Re: Why does std.string.splitLines return an array?

2012-10-22 Thread Andrei Alexandrescu

On 10/22/12 1:05 AM, Chad J wrote:

On 10/21/2012 06:35 PM, Jonathan M Davis wrote:

On Sun, 2012-10-21 at 18:00 -0400, Chad J wrote:

std.string.splitLines returns an array, which is pretty grody. Why not
return a lazily-evaluated range struct so that we can avoid allocations
on this simple but common operation?


If you want a lazy range, then use std.algorithm.splitter. std.string
operates on and returns strings, not general ranges.

- Jonathan M Davis



std.algorithm.splitter is simply not acceptable for this. It doesn't
have this kind of logic:

bool matchLineEnd( string text, size_t pos )
{
if ( pos+1 < text.length
&& text[pos] == '\r'
&& text[pos+1] == '\n' )
return true;
else if ( pos < text.length
&& (text[pos] == '\r' || text[pos] == '\n') )
return true;
else
return false;
}


Agreed. We should add splitter() accepting only one argument of some 
string type. It would use the line splitting logic above.


Could you please adapt your code to do this and package it in a pull 
request? Thanks!



Andrei


Re: Why does std.string.splitLines return an array?

2012-10-21 Thread Chad J

On 10/21/2012 06:35 PM, Jonathan M Davis wrote:

On Sun, 2012-10-21 at 18:00 -0400, Chad J wrote:

std.string.splitLines returns an array, which is pretty grody.  Why not
return a lazily-evaluated range struct so that we can avoid allocations
on this simple but common operation?


If you want a lazy range, then use std.algorithm.splitter. std.string
operates on and returns strings, not general ranges.

- Jonathan M Davis



std.algorithm.splitter is simply not acceptable for this.  It doesn't 
have this kind of logic:


bool matchLineEnd( string text, size_t pos )
{
if ( pos+1 < text.length
  && text[pos] == '\r'
  && text[pos+1] == '\n' )
return true;
else if ( pos < text.length
  && (text[pos] == '\r' || text[pos] == '\n') )
return true;
else
return false;
}

I've never used std.algorithm.splitter for line splitting, despite 
trying.  It's always more effective to write your own.


I'm with bearophile on this one:
http://d.puremagic.com/issues/show_bug.cgi?id=4764

I think his suggestions about naming also just make *sense*.  I'm not 
sure how practical some of those naming changes would be if there is a 
lot of wild D2 code that uses the current weirdly-named stuff that 
emphasizes eager evaluation and extraneous allocations.  I'm not sure 
how necessary it is to even /have/ functions that return arrays when 
there are lazy versions: the result of a lazy function can always be fed 
to std.array.array(range).  Heh, even parentheses nesting is nicely 
handled by UFCS now.




Re: Why does std.string.splitLines return an array?

2012-10-21 Thread Jonathan M Davis
On Sun, 2012-10-21 at 18:00 -0400, Chad J wrote:
> std.string.splitLines returns an array, which is pretty grody.  Why not 
> return a lazily-evaluated range struct so that we can avoid allocations 
> on this simple but common operation?

If you want a lazy range, then use std.algorithm.splitter. std.string
operates on and returns strings, not general ranges.

- Jonathan M Davis



Re: Why does std.string.splitLines return an array?

2012-10-21 Thread bearophile

Chad J:

std.string.splitLines returns an array, which is pretty grody.  
Why not return a lazily-evaluated range struct so that we can 
avoid allocations on this simple but common operation?


splitLines is probably modeled on the str.splitlines() string 
method of Python, that returns a list (array) of strings (because 
originally Python was eager).

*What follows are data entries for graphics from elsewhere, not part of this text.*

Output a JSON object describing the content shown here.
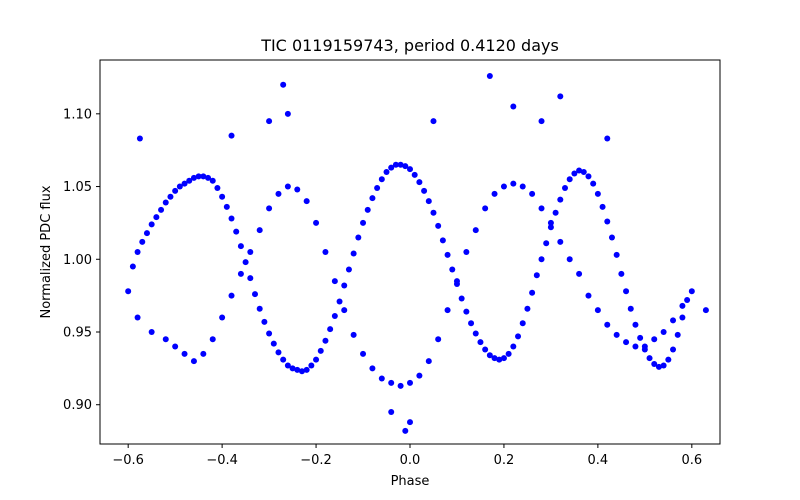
{
  "chart_data": {
    "type": "scatter",
    "title": "TIC 0119159743, period 0.4120 days",
    "xlabel": "Phase",
    "ylabel": "Normalized PDC flux",
    "xlim": [
      -0.66,
      0.66
    ],
    "ylim": [
      0.873,
      1.137
    ],
    "xticks": [
      -0.6,
      -0.4,
      -0.2,
      0.0,
      0.2,
      0.4,
      0.6
    ],
    "xtick_labels": [
      "−0.6",
      "−0.4",
      "−0.2",
      "0.0",
      "0.2",
      "0.4",
      "0.6"
    ],
    "yticks": [
      0.9,
      0.95,
      1.0,
      1.05,
      1.1
    ],
    "ytick_labels": [
      "0.90",
      "0.95",
      "1.00",
      "1.05",
      "1.10"
    ],
    "grid": false,
    "legend": "none",
    "marker_color": "#0000ff",
    "series": [
      {
        "points": [
          [
            -0.6,
            0.978
          ],
          [
            -0.59,
            0.995
          ],
          [
            -0.58,
            1.005
          ],
          [
            -0.57,
            1.012
          ],
          [
            -0.56,
            1.018
          ],
          [
            -0.55,
            1.024
          ],
          [
            -0.54,
            1.029
          ],
          [
            -0.53,
            1.034
          ],
          [
            -0.52,
            1.039
          ],
          [
            -0.51,
            1.043
          ],
          [
            -0.5,
            1.047
          ],
          [
            -0.49,
            1.05
          ],
          [
            -0.48,
            1.052
          ],
          [
            -0.47,
            1.054
          ],
          [
            -0.46,
            1.056
          ],
          [
            -0.45,
            1.057
          ],
          [
            -0.44,
            1.057
          ],
          [
            -0.43,
            1.056
          ],
          [
            -0.42,
            1.054
          ],
          [
            -0.41,
            1.049
          ],
          [
            -0.4,
            1.043
          ],
          [
            -0.39,
            1.036
          ],
          [
            -0.38,
            1.028
          ],
          [
            -0.37,
            1.019
          ],
          [
            -0.36,
            1.009
          ],
          [
            -0.35,
            0.998
          ],
          [
            -0.34,
            0.987
          ],
          [
            -0.33,
            0.976
          ],
          [
            -0.32,
            0.966
          ],
          [
            -0.31,
            0.957
          ],
          [
            -0.3,
            0.949
          ],
          [
            -0.29,
            0.942
          ],
          [
            -0.28,
            0.936
          ],
          [
            -0.27,
            0.931
          ],
          [
            -0.26,
            0.927
          ],
          [
            -0.25,
            0.925
          ],
          [
            -0.24,
            0.924
          ],
          [
            -0.23,
            0.923
          ],
          [
            -0.22,
            0.924
          ],
          [
            -0.21,
            0.927
          ],
          [
            -0.2,
            0.931
          ],
          [
            -0.19,
            0.937
          ],
          [
            -0.18,
            0.944
          ],
          [
            -0.17,
            0.952
          ],
          [
            -0.16,
            0.961
          ],
          [
            -0.15,
            0.971
          ],
          [
            -0.14,
            0.982
          ],
          [
            -0.13,
            0.993
          ],
          [
            -0.12,
            1.004
          ],
          [
            -0.11,
            1.015
          ],
          [
            -0.1,
            1.025
          ],
          [
            -0.09,
            1.034
          ],
          [
            -0.08,
            1.042
          ],
          [
            -0.07,
            1.049
          ],
          [
            -0.06,
            1.055
          ],
          [
            -0.05,
            1.06
          ],
          [
            -0.04,
            1.063
          ],
          [
            -0.03,
            1.065
          ],
          [
            -0.02,
            1.065
          ],
          [
            -0.01,
            1.064
          ],
          [
            0.0,
            1.062
          ],
          [
            0.01,
            1.058
          ],
          [
            0.02,
            1.053
          ],
          [
            0.03,
            1.047
          ],
          [
            0.04,
            1.04
          ],
          [
            0.05,
            1.032
          ],
          [
            0.06,
            1.023
          ],
          [
            0.07,
            1.013
          ],
          [
            0.08,
            1.003
          ],
          [
            0.09,
            0.993
          ],
          [
            0.1,
            0.983
          ],
          [
            0.11,
            0.973
          ],
          [
            0.12,
            0.964
          ],
          [
            0.13,
            0.956
          ],
          [
            0.14,
            0.949
          ],
          [
            0.15,
            0.943
          ],
          [
            0.16,
            0.938
          ],
          [
            0.17,
            0.934
          ],
          [
            0.18,
            0.932
          ],
          [
            0.19,
            0.931
          ],
          [
            0.2,
            0.932
          ],
          [
            0.21,
            0.935
          ],
          [
            0.22,
            0.94
          ],
          [
            0.23,
            0.947
          ],
          [
            0.24,
            0.956
          ],
          [
            0.25,
            0.966
          ],
          [
            0.26,
            0.977
          ],
          [
            0.27,
            0.989
          ],
          [
            0.28,
            1.0
          ],
          [
            0.29,
            1.011
          ],
          [
            0.3,
            1.022
          ],
          [
            0.31,
            1.032
          ],
          [
            0.32,
            1.041
          ],
          [
            0.33,
            1.049
          ],
          [
            0.34,
            1.055
          ],
          [
            0.35,
            1.059
          ],
          [
            0.36,
            1.061
          ],
          [
            0.37,
            1.06
          ],
          [
            0.38,
            1.057
          ],
          [
            0.39,
            1.052
          ],
          [
            0.4,
            1.045
          ],
          [
            0.41,
            1.036
          ],
          [
            0.42,
            1.026
          ],
          [
            0.43,
            1.015
          ],
          [
            0.44,
            1.003
          ],
          [
            0.45,
            0.99
          ],
          [
            0.46,
            0.978
          ],
          [
            0.47,
            0.966
          ],
          [
            0.48,
            0.955
          ],
          [
            0.49,
            0.946
          ],
          [
            0.5,
            0.938
          ],
          [
            0.51,
            0.932
          ],
          [
            0.52,
            0.928
          ],
          [
            0.53,
            0.926
          ],
          [
            0.54,
            0.927
          ],
          [
            0.55,
            0.931
          ],
          [
            0.56,
            0.938
          ],
          [
            0.57,
            0.948
          ],
          [
            0.58,
            0.96
          ],
          [
            0.59,
            0.972
          ],
          [
            0.6,
            0.978
          ],
          [
            -0.58,
            0.96
          ],
          [
            -0.55,
            0.95
          ],
          [
            -0.52,
            0.945
          ],
          [
            -0.5,
            0.94
          ],
          [
            -0.48,
            0.935
          ],
          [
            -0.46,
            0.93
          ],
          [
            -0.44,
            0.935
          ],
          [
            -0.42,
            0.945
          ],
          [
            -0.4,
            0.96
          ],
          [
            -0.38,
            0.975
          ],
          [
            -0.36,
            0.99
          ],
          [
            -0.34,
            1.005
          ],
          [
            -0.32,
            1.02
          ],
          [
            -0.3,
            1.035
          ],
          [
            -0.28,
            1.045
          ],
          [
            -0.26,
            1.05
          ],
          [
            -0.24,
            1.048
          ],
          [
            -0.22,
            1.04
          ],
          [
            -0.2,
            1.025
          ],
          [
            -0.18,
            1.005
          ],
          [
            -0.16,
            0.985
          ],
          [
            -0.14,
            0.965
          ],
          [
            -0.12,
            0.948
          ],
          [
            -0.1,
            0.935
          ],
          [
            -0.08,
            0.925
          ],
          [
            -0.06,
            0.918
          ],
          [
            -0.04,
            0.915
          ],
          [
            -0.02,
            0.913
          ],
          [
            0.0,
            0.915
          ],
          [
            0.02,
            0.92
          ],
          [
            0.04,
            0.93
          ],
          [
            0.06,
            0.945
          ],
          [
            0.08,
            0.965
          ],
          [
            0.1,
            0.985
          ],
          [
            0.12,
            1.005
          ],
          [
            0.14,
            1.02
          ],
          [
            0.16,
            1.035
          ],
          [
            0.18,
            1.045
          ],
          [
            0.2,
            1.05
          ],
          [
            0.22,
            1.052
          ],
          [
            0.24,
            1.05
          ],
          [
            0.26,
            1.045
          ],
          [
            0.28,
            1.035
          ],
          [
            0.3,
            1.025
          ],
          [
            0.32,
            1.012
          ],
          [
            0.34,
            1.0
          ],
          [
            0.36,
            0.99
          ],
          [
            0.38,
            0.975
          ],
          [
            0.4,
            0.965
          ],
          [
            0.42,
            0.955
          ],
          [
            0.44,
            0.948
          ],
          [
            0.46,
            0.943
          ],
          [
            0.48,
            0.94
          ],
          [
            0.5,
            0.94
          ],
          [
            0.52,
            0.945
          ],
          [
            0.54,
            0.95
          ],
          [
            0.56,
            0.958
          ],
          [
            0.58,
            0.968
          ],
          [
            -0.575,
            1.083
          ],
          [
            -0.27,
            1.12
          ],
          [
            -0.26,
            1.1
          ],
          [
            -0.38,
            1.085
          ],
          [
            -0.3,
            1.095
          ],
          [
            0.17,
            1.126
          ],
          [
            0.22,
            1.105
          ],
          [
            0.32,
            1.112
          ],
          [
            0.28,
            1.095
          ],
          [
            0.42,
            1.083
          ],
          [
            0.05,
            1.095
          ],
          [
            -0.01,
            0.882
          ],
          [
            0.0,
            0.888
          ],
          [
            -0.04,
            0.895
          ],
          [
            0.63,
            0.965
          ]
        ]
      }
    ]
  }
}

In Phobos there is both a split() 
and splitter(), they are eager and lazy. So maybe you want a 
splitterLines().


I have asked for a lazy splitLines, vote here:
http://d.puremagic.com/issues/show_bug.cgi?id=4764

But I have suggested for a different naming:
http://d.puremagic.com/issues/show_bug.cgi?id=5838

See also:
http://d.puremagic.com/issues/show_bug.cgi?id=6730
http://d.puremagic.com/issues/show_bug.cgi?id=7689

And especially:
http://d.puremagic.com/issues/show_bug.cgi?id=8013

Bye,
bearophile


Why does std.string.splitLines return an array?

2012-10-21 Thread Chad J
std.string.splitLines returns an array, which is pretty grody.  Why not 
return a lazily-evaluated range struct so that we can avoid allocations 
on this simple but common operation?